Clem rose presently to build a new fire, and, being extravagantly inclined because of his plentitude of tobacco, ejected his "chew" into the ashes, and, after putting on the wood, returned to his seat and put out his hand for his tobacco.
Myron entered at that moment from the bedroom. The fire crackled as it caught the new fuel; old Ann sat like a nodding mandarin, oblivious (outwardly) of everything. Clem's astonishment at its disappearance was great. Nevertheless he did not grow wrathful until he had turned out his many pockets and bestrewn the table with their varied contents. He banged each article viciously upon the table, but Ann still slept. She was somewhat overdoing her rôle, and Clem's smouldering wrath flamed up into active indignation as she sat there calm amidst the storm.
"Get up!" he said. "Get up, you stovepipe, and let me see if it ain't under your chair?
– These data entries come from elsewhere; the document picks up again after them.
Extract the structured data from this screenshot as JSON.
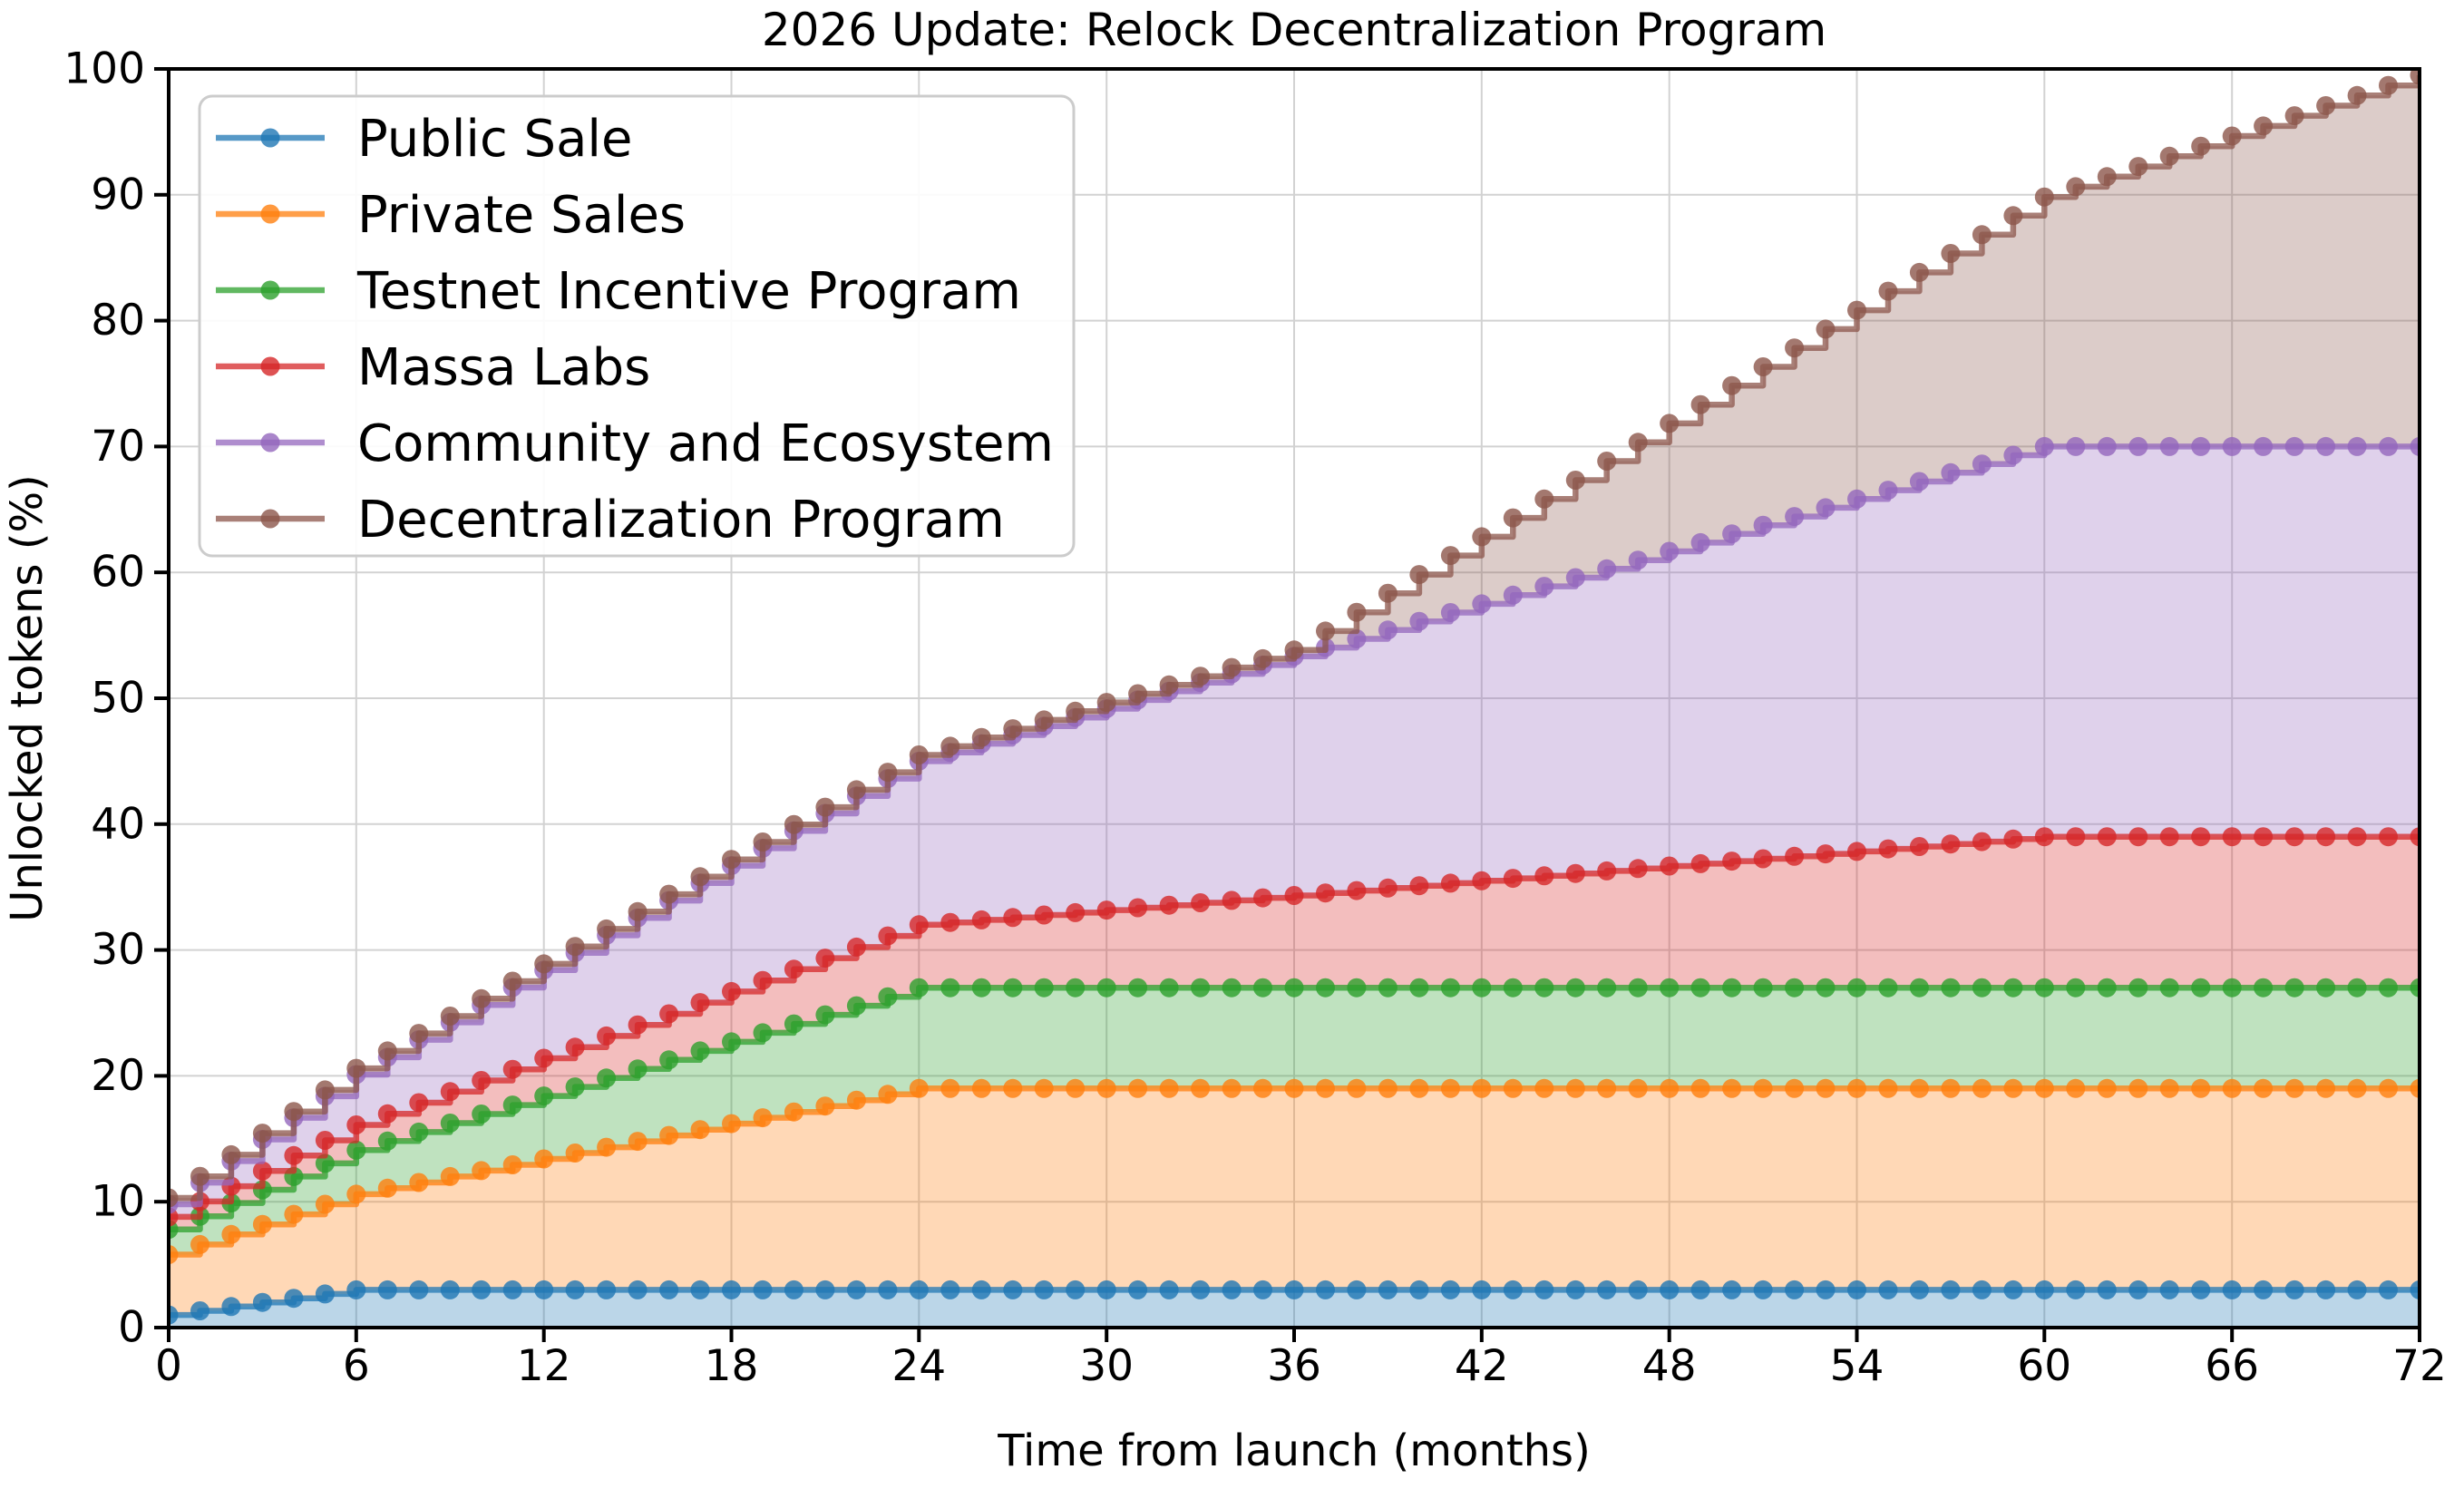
{
  "title": "2026 Update: Relock Decentralization Program",
  "chart_data": {
    "type": "area",
    "stacked": true,
    "step": "post",
    "title": "2026 Update: Relock Decentralization Program",
    "xlabel": "Time from launch (months)",
    "ylabel": "Unlocked tokens (%)",
    "xlim": [
      0,
      72
    ],
    "ylim": [
      0,
      100
    ],
    "xticks": [
      0,
      6,
      12,
      18,
      24,
      30,
      36,
      42,
      48,
      54,
      60,
      66,
      72
    ],
    "yticks": [
      0,
      10,
      20,
      30,
      40,
      50,
      60,
      70,
      80,
      90,
      100
    ],
    "grid": true,
    "legend_position": "upper left",
    "values_note": "cumulative stacked percent of total supply, one step per month",
    "x": [
      0,
      1,
      2,
      3,
      4,
      5,
      6,
      7,
      8,
      9,
      10,
      11,
      12,
      13,
      14,
      15,
      16,
      17,
      18,
      19,
      20,
      21,
      22,
      23,
      24,
      25,
      26,
      27,
      28,
      29,
      30,
      31,
      32,
      33,
      34,
      35,
      36,
      37,
      38,
      39,
      40,
      41,
      42,
      43,
      44,
      45,
      46,
      47,
      48,
      49,
      50,
      51,
      52,
      53,
      54,
      55,
      56,
      57,
      58,
      59,
      60,
      61,
      62,
      63,
      64,
      65,
      66,
      67,
      68,
      69,
      70,
      71,
      72
    ],
    "series": [
      {
        "name": "Public Sale",
        "color": "#1f77b4",
        "cumulative": [
          1.0,
          1.33,
          1.67,
          2.0,
          2.33,
          2.67,
          3.0,
          3.0,
          3.0,
          3.0,
          3.0,
          3.0,
          3.0,
          3.0,
          3.0,
          3.0,
          3.0,
          3.0,
          3.0,
          3.0,
          3.0,
          3.0,
          3.0,
          3.0,
          3.0,
          3.0,
          3.0,
          3.0,
          3.0,
          3.0,
          3.0,
          3.0,
          3.0,
          3.0,
          3.0,
          3.0,
          3.0,
          3.0,
          3.0,
          3.0,
          3.0,
          3.0,
          3.0,
          3.0,
          3.0,
          3.0,
          3.0,
          3.0,
          3.0,
          3.0,
          3.0,
          3.0,
          3.0,
          3.0,
          3.0,
          3.0,
          3.0,
          3.0,
          3.0,
          3.0,
          3.0,
          3.0,
          3.0,
          3.0,
          3.0,
          3.0,
          3.0,
          3.0,
          3.0,
          3.0,
          3.0,
          3.0,
          3.0
        ]
      },
      {
        "name": "Private Sales",
        "color": "#ff7f0e",
        "cumulative": [
          5.8,
          6.6,
          7.4,
          8.2,
          9.0,
          9.8,
          10.6,
          11.07,
          11.53,
          12.0,
          12.47,
          12.93,
          13.4,
          13.87,
          14.33,
          14.8,
          15.27,
          15.73,
          16.2,
          16.67,
          17.13,
          17.6,
          18.07,
          18.53,
          19.0,
          19.0,
          19.0,
          19.0,
          19.0,
          19.0,
          19.0,
          19.0,
          19.0,
          19.0,
          19.0,
          19.0,
          19.0,
          19.0,
          19.0,
          19.0,
          19.0,
          19.0,
          19.0,
          19.0,
          19.0,
          19.0,
          19.0,
          19.0,
          19.0,
          19.0,
          19.0,
          19.0,
          19.0,
          19.0,
          19.0,
          19.0,
          19.0,
          19.0,
          19.0,
          19.0,
          19.0,
          19.0,
          19.0,
          19.0,
          19.0,
          19.0,
          19.0,
          19.0,
          19.0,
          19.0,
          19.0,
          19.0,
          19.0
        ]
      },
      {
        "name": "Testnet Incentive Program",
        "color": "#2ca02c",
        "cumulative": [
          7.8,
          8.85,
          9.9,
          10.95,
          12.0,
          13.05,
          14.1,
          14.82,
          15.53,
          16.25,
          16.97,
          17.68,
          18.4,
          19.12,
          19.83,
          20.55,
          21.27,
          21.98,
          22.7,
          23.42,
          24.13,
          24.85,
          25.57,
          26.28,
          27.0,
          27.0,
          27.0,
          27.0,
          27.0,
          27.0,
          27.0,
          27.0,
          27.0,
          27.0,
          27.0,
          27.0,
          27.0,
          27.0,
          27.0,
          27.0,
          27.0,
          27.0,
          27.0,
          27.0,
          27.0,
          27.0,
          27.0,
          27.0,
          27.0,
          27.0,
          27.0,
          27.0,
          27.0,
          27.0,
          27.0,
          27.0,
          27.0,
          27.0,
          27.0,
          27.0,
          27.0,
          27.0,
          27.0,
          27.0,
          27.0,
          27.0,
          27.0,
          27.0,
          27.0,
          27.0,
          27.0,
          27.0,
          27.0
        ]
      },
      {
        "name": "Massa Labs",
        "color": "#d62728",
        "cumulative": [
          8.8,
          10.02,
          11.23,
          12.45,
          13.67,
          14.88,
          16.1,
          16.98,
          17.87,
          18.75,
          19.63,
          20.52,
          21.4,
          22.28,
          23.17,
          24.05,
          24.93,
          25.82,
          26.7,
          27.58,
          28.47,
          29.35,
          30.23,
          31.12,
          32.0,
          32.19,
          32.39,
          32.58,
          32.78,
          32.97,
          33.17,
          33.36,
          33.56,
          33.75,
          33.94,
          34.14,
          34.33,
          34.53,
          34.72,
          34.92,
          35.11,
          35.31,
          35.5,
          35.69,
          35.89,
          36.08,
          36.28,
          36.47,
          36.67,
          36.86,
          37.06,
          37.25,
          37.44,
          37.64,
          37.83,
          38.03,
          38.22,
          38.42,
          38.61,
          38.81,
          39.0,
          39.0,
          39.0,
          39.0,
          39.0,
          39.0,
          39.0,
          39.0,
          39.0,
          39.0,
          39.0,
          39.0,
          39.0
        ]
      },
      {
        "name": "Community and Ecosystem",
        "color": "#9467bd",
        "cumulative": [
          9.8,
          11.52,
          13.23,
          14.95,
          16.67,
          18.38,
          20.1,
          21.48,
          22.87,
          24.25,
          25.63,
          27.02,
          28.4,
          29.78,
          31.17,
          32.55,
          33.93,
          35.32,
          36.7,
          38.08,
          39.47,
          40.85,
          42.23,
          43.62,
          45.0,
          45.69,
          46.39,
          47.08,
          47.78,
          48.47,
          49.17,
          49.86,
          50.56,
          51.25,
          51.94,
          52.64,
          53.33,
          54.03,
          54.72,
          55.42,
          56.11,
          56.81,
          57.5,
          58.19,
          58.89,
          59.58,
          60.28,
          60.97,
          61.67,
          62.36,
          63.06,
          63.75,
          64.44,
          65.14,
          65.83,
          66.53,
          67.22,
          67.92,
          68.61,
          69.31,
          70.0,
          70.0,
          70.0,
          70.0,
          70.0,
          70.0,
          70.0,
          70.0,
          70.0,
          70.0,
          70.0,
          70.0,
          70.0
        ]
      },
      {
        "name": "Decentralization Program",
        "color": "#8c564b",
        "cumulative": [
          10.3,
          12.02,
          13.73,
          15.45,
          17.17,
          18.88,
          20.6,
          21.98,
          23.37,
          24.75,
          26.13,
          27.52,
          28.9,
          30.28,
          31.67,
          33.05,
          34.43,
          35.82,
          37.2,
          38.58,
          39.97,
          41.35,
          42.73,
          44.12,
          45.5,
          46.19,
          46.89,
          47.58,
          48.28,
          48.97,
          49.67,
          50.36,
          51.06,
          51.75,
          52.44,
          53.14,
          53.83,
          55.34,
          56.83,
          58.34,
          59.83,
          61.34,
          62.83,
          64.33,
          65.83,
          67.33,
          68.84,
          70.33,
          71.84,
          73.33,
          74.84,
          76.33,
          77.83,
          79.33,
          80.83,
          82.34,
          83.83,
          85.34,
          86.83,
          88.34,
          89.83,
          90.64,
          91.44,
          92.25,
          93.06,
          93.86,
          94.67,
          95.47,
          96.28,
          97.08,
          97.89,
          98.69,
          99.5
        ]
      }
    ]
  },
  "styles": {
    "background": "#ffffff",
    "axis_color": "#000000",
    "grid_color": "#d2d2d2",
    "legend_border_color": "#cccccc",
    "legend_background": "#ffffff",
    "fill_opacity": 0.3,
    "line_opacity": 0.75,
    "marker_opacity": 0.8
  }
}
You know something about it, I'll swear you do! If 'twas a glass of gin, I'll warrant you'd scent it out! Get up, will you?" Saying this, he jerked her chair aside by the back, so that Ann, who was feigning all the languor of one suddenly aroused from deep sleep, slid off the chair to the floor. She improved the occasion, however, by knocking the chair over on Clem's corns as she rose. Clem gave a frightful oath, and Ann stood erect, with a jeering laugh. Myron, anxious to preserve peace, joined Clem in his hunt, whilst Ann stood by.
"Call me stovepipe, will you?" she asked. "Stovepipe indeed, and me the best figger of a woman in the village in my time! Stovepipe! With my waist, too! Stovepipe indeed!" An indignant snort rounded off her sentence.
The little kitchen was so bare that any search was either easy or hopeless. Myron and Clem searched and searched, going over and over the same ground, as the wisest of us do when we look for something lost—for pleasure in old pain, for joy in bygone voices, for hope in withered joys.
Ann waxed more and more derisive.
"If 'twas a spoonful of whiskey, now," she began, plagiarizing and paraphrasing his own words to her; "if 'twas a spoonful of whiskey now, I'll go bail you'd nose it out. You'd ha' run ag'in it long ago. You're better at getting whiskey than at getting clean jugs to put it in, though."
Clem turned to glare at her, and stubbed his toes against the tub. He cast his eyes down, with a curse, but his gaze was held by something which, even as he looked, sank to the bottom, thoroughly saturated.
In a moment he had it out—his tobacco, bloated out of all semblance to its dark-brown self. One glance was enough. With accurate aim, he flung it with all his might at Ann's triumphant countenance.
It struck her across the lips, parted for another gibe. She subsided, sputtering, and Clem, gathering up his belongings from the table with one sweep into his handkerchief, flung himself out of the room.